We’re seeing the start of this with software that allows us to alter video so that it looks like a person is speaking words they never said. We are already there with this tech, so my goodness imagine where we’ll be in 10 years.
We will simply not be able to believe our eyes and ears when it comes to video, and see aphorisms like “don’t believe everything you read” evolve into statements like “don’t believe anything that doesn’t happen right in front of you in the physical world”?
I don’t know how rational debates happen in a world where we can’t believe our eyes and ears, but I’d imagine it will feel a little like a juiced version of the skepticism people have had to employ for the last several decades when looking at or reading media reports.
A healthy skepticism as always, but amplified to match the potential deceptiveness of media, or more accurately, more powerful media in the hands of those who would manipulate.
This is not the end of the world, though it might feel like that for some people who cling to the media to provide some form of certainty. And isn’t that the point here?
That more than ever before you’ll have to do the hard thing and THINK critically.
Otherwise you will be simply a tool in the agenda of other people, marketers and most certainly people who promote politicians.
It’s as pointless to wring our hands over this as it would be to blame Facebook for taking money from anyone at all who wants to run ads…well at least under the current laws.

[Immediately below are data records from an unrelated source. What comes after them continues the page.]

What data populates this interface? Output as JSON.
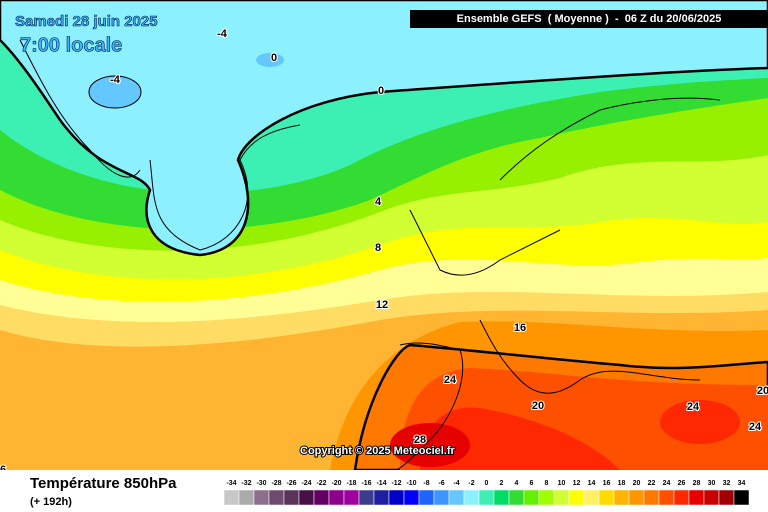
{
  "header": {
    "date": "Samedi 28 juin 2025",
    "time": "7:00 locale",
    "model": "Ensemble GEFS  ( Moyenne )  -  06 Z du 20/06/2025"
  },
  "copyright": "Copyright © 2025 Meteociel.fr",
  "footer": {
    "title": "Température 850hPa",
    "lead": "(+ 192h)"
  },
  "contour_labels": [
    -4,
    -4,
    0,
    0,
    4,
    8,
    12,
    16,
    20,
    24,
    24,
    24,
    20,
    28,
    6
  ],
  "scale": [
    {
      "value": -34,
      "color": "#c8c8c8"
    },
    {
      "value": -32,
      "color": "#aaaaaa"
    },
    {
      "value": -30,
      "color": "#8c6e8c"
    },
    {
      "value": -28,
      "color": "#6e4b6e"
    },
    {
      "value": -26,
      "color": "#5a325a"
    },
    {
      "value": -24,
      "color": "#460f46"
    },
    {
      "value": -22,
      "color": "#640064"
    },
    {
      "value": -20,
      "color": "#8c008c"
    },
    {
      "value": -18,
      "color": "#a000a0"
    },
    {
      "value": -16,
      "color": "#3c3c8c"
    },
    {
      "value": -14,
      "color": "#1e1ea0"
    },
    {
      "value": -12,
      "color": "#0000c8"
    },
    {
      "value": -10,
      "color": "#0000ff"
    },
    {
      "value": -8,
      "color": "#1e64ff"
    },
    {
      "value": -6,
      "color": "#3c96ff"
    },
    {
      "value": -4,
      "color": "#64c8ff"
    },
    {
      "value": -2,
      "color": "#8cf0ff"
    },
    {
      "value": 0,
      "color": "#3cf0b4"
    },
    {
      "value": 2,
      "color": "#00dc64"
    },
    {
      "value": 4,
      "color": "#32dc32"
    },
    {
      "value": 6,
      "color": "#64f000"
    },
    {
      "value": 8,
      "color": "#a0ff00"
    },
    {
      "value": 10,
      "color": "#d2ff32"
    },
    {
      "value": 12,
      "color": "#ffff00"
    },
    {
      "value": 14,
      "color": "#fff064"
    },
    {
      "value": 16,
      "color": "#ffdc00"
    },
    {
      "value": 18,
      "color": "#ffb400"
    },
    {
      "value": 20,
      "color": "#ff9600"
    },
    {
      "value": 22,
      "color": "#ff7800"
    },
    {
      "value": 24,
      "color": "#ff5000"
    },
    {
      "value": 26,
      "color": "#ff2800"
    },
    {
      "value": 28,
      "color": "#e60000"
    },
    {
      "value": 30,
      "color": "#c80000"
    },
    {
      "value": 32,
      "color": "#a00000"
    },
    {
      "value": 34,
      "color": "#000000"
    }
  ]
}
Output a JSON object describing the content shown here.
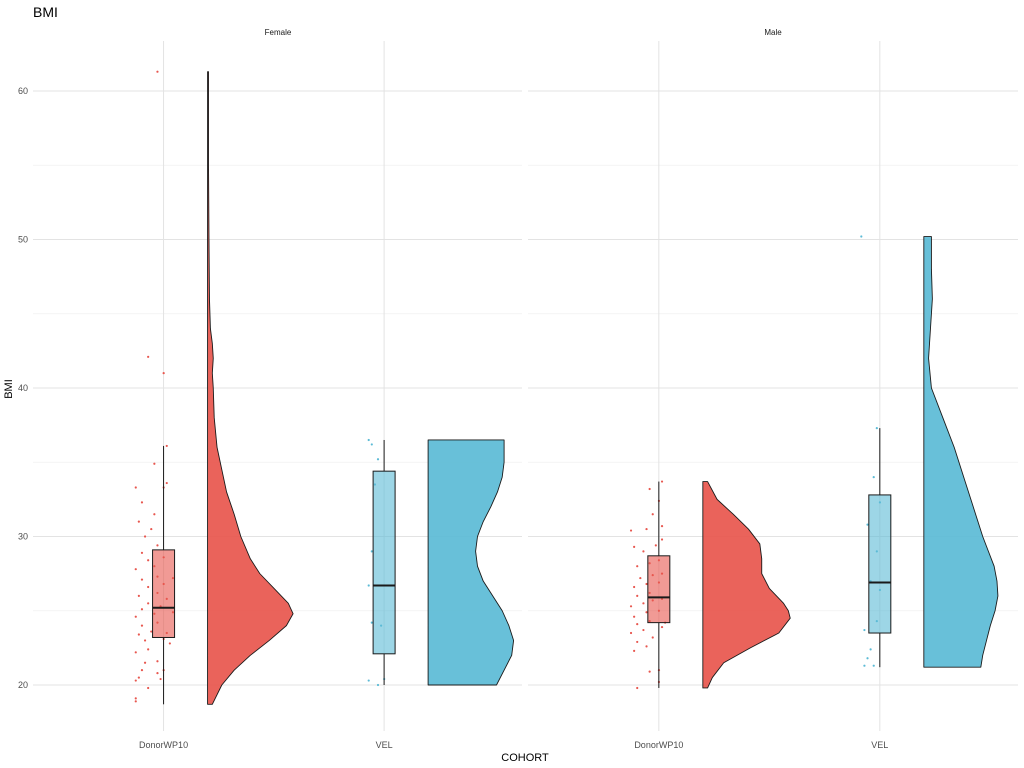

But all this naivete of course extends to our politicians, who aren’t likely quite yet anyway to really understand Facebook and native advertising, and are no doubt incentivized to look the other way anyway.
It’s ironic that a growing number of them will have been helped in their election campaigns by people who certainly did understand the details of modern advertising/targeting/audience segmentation etc. works.
They, the ones who need to regulate new advertising just as TV, radio, etc. has always been, are still taking advantage of this gap between the sophistication of advertisers’ messaging and the understanding of the platforms delivering those messages had by the general public.